На том же судне, на котором я приплыл в 1926 году, на остров прибыл и первый громкоговоритель. Всего лишь несколько людей слышали до этого о подобной вещи. До того дня все мужчины и женщины говорили более или менее равными по силе голосами. С того момента это изменилось. С того момента доступ к микрофону определял, чей голос будет усилен. Тишина перестала быть общественным благом — она стала ресурсом, за который состязаются громкоговорители. Язык сам по себе превратили из местного общественного блага в национальный ресурс коммуникации. Как огораживание увеличило общую производительность, лишив отдельных крестьян владения несколькими овцами, так и вторжение громкоговорителя уничтожило тишину, которая до тех пор давала каждому мужчине и женщине его или ее собственный и равный голос. Пока у тебя нет доступа к громкоговорителю, ты заглушен. Я надеюсь, что теперь ясна параллель. Точно так же как общественные пространства уязвимы и могут быть уничтожены моторизацией движения, так и общественная речь уязвима и может легко быть уничтожена вторжением современных средств коммуникации.

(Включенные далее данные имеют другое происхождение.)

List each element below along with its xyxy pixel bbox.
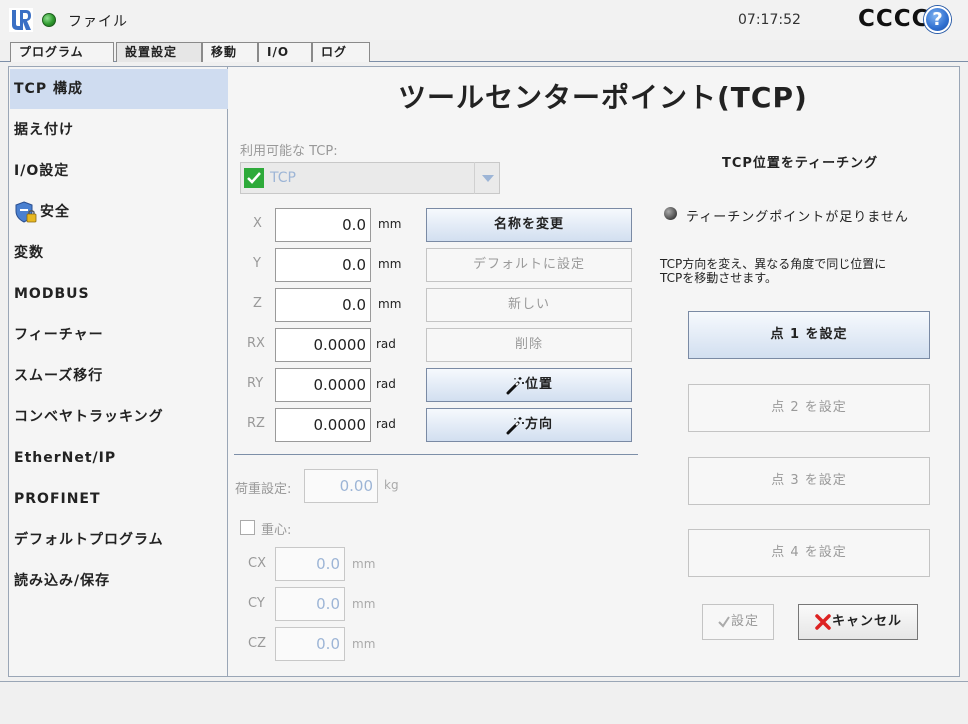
teach-instructions-line2: TCPを移動させます。 — [660, 271, 778, 285]
ry-label: RY — [247, 376, 264, 391]
sidebar-item-smooth-transition[interactable]: スムーズ移行 — [10, 356, 228, 396]
sidebar-item-modbus[interactable]: MODBUS — [10, 274, 228, 314]
teach-status: ティーチングポイントが足りません — [686, 210, 909, 225]
sidebar-item-tcp[interactable]: TCP 構成 — [10, 69, 228, 109]
page-title: ツールセンターポイント(TCP) — [398, 81, 808, 114]
sidebar-item-safety[interactable]: 安全 — [10, 192, 228, 232]
set-point-4-button[interactable]: 点 4 を設定 — [688, 529, 930, 577]
position-wizard-button[interactable]: 位置 — [426, 368, 632, 402]
position-wizard-label: 位置 — [524, 377, 553, 392]
cz-unit: mm — [352, 637, 376, 651]
cancel-button-label: キャンセル — [831, 614, 902, 629]
orientation-wizard-button[interactable]: 方向 — [426, 408, 632, 442]
set-button[interactable]: 設定 — [702, 604, 774, 640]
robot-status-icon — [42, 13, 56, 27]
y-unit: mm — [378, 257, 402, 271]
cog-checkbox[interactable] — [240, 520, 255, 535]
z-label: Z — [253, 296, 262, 311]
set-point-1-button[interactable]: 点 1 を設定 — [688, 311, 930, 359]
payload-field[interactable]: 0.00 — [304, 469, 378, 503]
set-point-3-button[interactable]: 点 3 を設定 — [688, 457, 930, 505]
z-unit: mm — [378, 297, 402, 311]
magic-wand-icon — [506, 416, 524, 434]
title-bar — [0, 0, 968, 40]
tab-installation[interactable]: 設置設定 — [116, 42, 202, 62]
rx-unit: rad — [376, 337, 396, 351]
cx-unit: mm — [352, 557, 376, 571]
tcp-select-value: TCP — [270, 170, 296, 186]
cy-field[interactable]: 0.0 — [275, 587, 345, 621]
cx-field[interactable]: 0.0 — [275, 547, 345, 581]
check-icon — [718, 615, 730, 628]
y-label: Y — [253, 256, 261, 271]
help-icon[interactable]: ? — [924, 6, 951, 33]
checkmark-icon — [244, 168, 264, 188]
sidebar-item-conveyor-tracking[interactable]: コンベヤトラッキング — [10, 397, 228, 437]
x-label: X — [253, 216, 262, 231]
delete-button[interactable]: 削除 — [426, 328, 632, 362]
x-field[interactable]: 0.0 — [275, 208, 371, 242]
status-indicator-icon — [664, 207, 677, 220]
payload-unit: kg — [384, 478, 399, 492]
available-tcp-label: 利用可能な TCP: — [240, 144, 338, 159]
magic-wand-icon — [506, 376, 524, 394]
cancel-button[interactable]: キャンセル — [798, 604, 918, 640]
robot-name: CCCC — [858, 6, 930, 32]
ur-logo-icon — [9, 8, 33, 32]
z-field[interactable]: 0.0 — [275, 288, 371, 322]
cx-label: CX — [248, 556, 266, 571]
teach-instructions-line1: TCP方向を変え、異なる角度で同じ位置に — [660, 257, 887, 271]
tab-program[interactable]: プログラム — [10, 42, 114, 62]
sidebar-item-ethernet-ip[interactable]: EtherNet/IP — [10, 438, 228, 478]
sidebar-item-features[interactable]: フィーチャー — [10, 315, 228, 355]
teach-title: TCP位置をティーチング — [722, 156, 879, 171]
y-field[interactable]: 0.0 — [275, 248, 371, 282]
set-default-button[interactable]: デフォルトに設定 — [426, 248, 632, 282]
rx-label: RX — [247, 336, 265, 351]
sidebar-item-io-setup[interactable]: I/O設定 — [10, 151, 228, 191]
file-menu[interactable]: ファイル — [68, 11, 128, 31]
chevron-down-icon — [482, 175, 494, 182]
shield-lock-icon — [15, 201, 37, 223]
cy-label: CY — [248, 596, 265, 611]
sidebar-item-mounting[interactable]: 据え付け — [10, 110, 228, 150]
rz-field[interactable]: 0.0000 — [275, 408, 371, 442]
ry-field[interactable]: 0.0000 — [275, 368, 371, 402]
rz-unit: rad — [376, 417, 396, 431]
sidebar-item-safety-label: 安全 — [40, 204, 70, 220]
sidebar-item-load-save[interactable]: 読み込み/保存 — [10, 561, 228, 601]
ry-unit: rad — [376, 377, 396, 391]
set-button-label: 設定 — [730, 614, 759, 629]
close-icon — [815, 613, 831, 630]
set-point-2-button[interactable]: 点 2 を設定 — [688, 384, 930, 432]
cz-label: CZ — [248, 636, 266, 651]
sidebar-item-variables[interactable]: 変数 — [10, 233, 228, 273]
cz-field[interactable]: 0.0 — [275, 627, 345, 661]
tab-move[interactable]: 移動 — [202, 42, 258, 62]
tab-log[interactable]: ログ — [312, 42, 370, 62]
cy-unit: mm — [352, 597, 376, 611]
payload-label: 荷重設定: — [235, 482, 292, 497]
bottom-bar — [0, 681, 968, 724]
x-unit: mm — [378, 217, 402, 231]
cog-label: 重心: — [261, 523, 292, 538]
clock: 07:17:52 — [738, 12, 801, 28]
divider — [234, 454, 638, 455]
sidebar-item-default-program[interactable]: デフォルトプログラム — [10, 520, 228, 560]
sidebar: TCP 構成 据え付け I/O設定 安全 変数 MODBUS フィーチャー スム… — [8, 66, 228, 677]
tab-io[interactable]: I/O — [258, 42, 312, 62]
sidebar-item-profinet[interactable]: PROFINET — [10, 479, 228, 519]
rename-button[interactable]: 名称を変更 — [426, 208, 632, 242]
rx-field[interactable]: 0.0000 — [275, 328, 371, 362]
orientation-wizard-label: 方向 — [524, 417, 553, 432]
new-button[interactable]: 新しい — [426, 288, 632, 322]
rz-label: RZ — [247, 416, 265, 431]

Проблема, которую я предлагаю обсудить, таким образом, понятна: как противостоять посягательству новых электронных устройств и систем на общественное благо, более утонченное и близкое нашему существу, чем пастбища и дороги — общественное благо, которое по меньшей мере так же ценно, как и тишина. Тишина, согласно в равной степени и западной, и восточной традиции, необходима для появления личностей. Она отбирается у нас машинами, передразнивающими людей. Наша способность говорить и мыслить легко может стать зависимой от машин, как уже стала зависимой от машин наша способность передвигаться.

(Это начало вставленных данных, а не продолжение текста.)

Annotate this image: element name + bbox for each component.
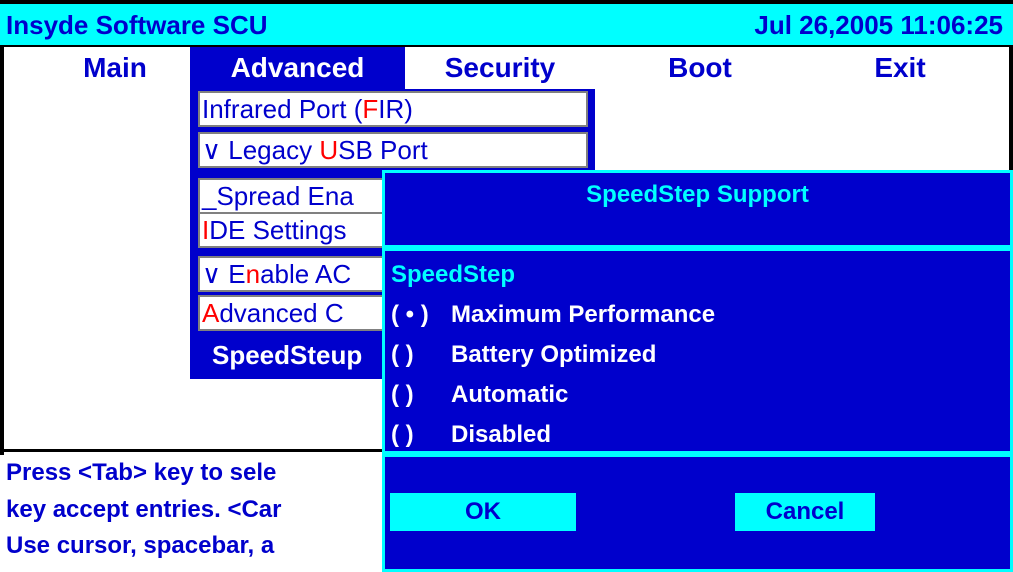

Такое превращение среды из общественного блага в производственный ресурс обозначает наиболее фундаментальную форму деградации среды. У такой деградации длинная история, которая совпадает с историей капитализма, но ни в коем случаем не сводится к ней. К несчастью, до сих пор важность этого превращения преуменьшалась политической экологией или вовсе ей не замечалась. Это превращение должно быть осознано, если мы собираемся сформировать движения в защиту того, что осталось от общественных благ. Эта защита представляет собой важнейшую задачу политической деятельности 80-х. За эту задачу нужно браться срочно, поскольку общественные блага могут существовать без полиции, но ресурсы — нет. Также как и движение транспорта, компьютеры требуют надзора полицейских, и даже в гораздо более неуловимых формах. Ресурсы по определению требуют охраны полиции. Как только они становятся защищенными, их восстановление в качестве общественных благ становится все более и более трудным. Действовать нужно немедленно.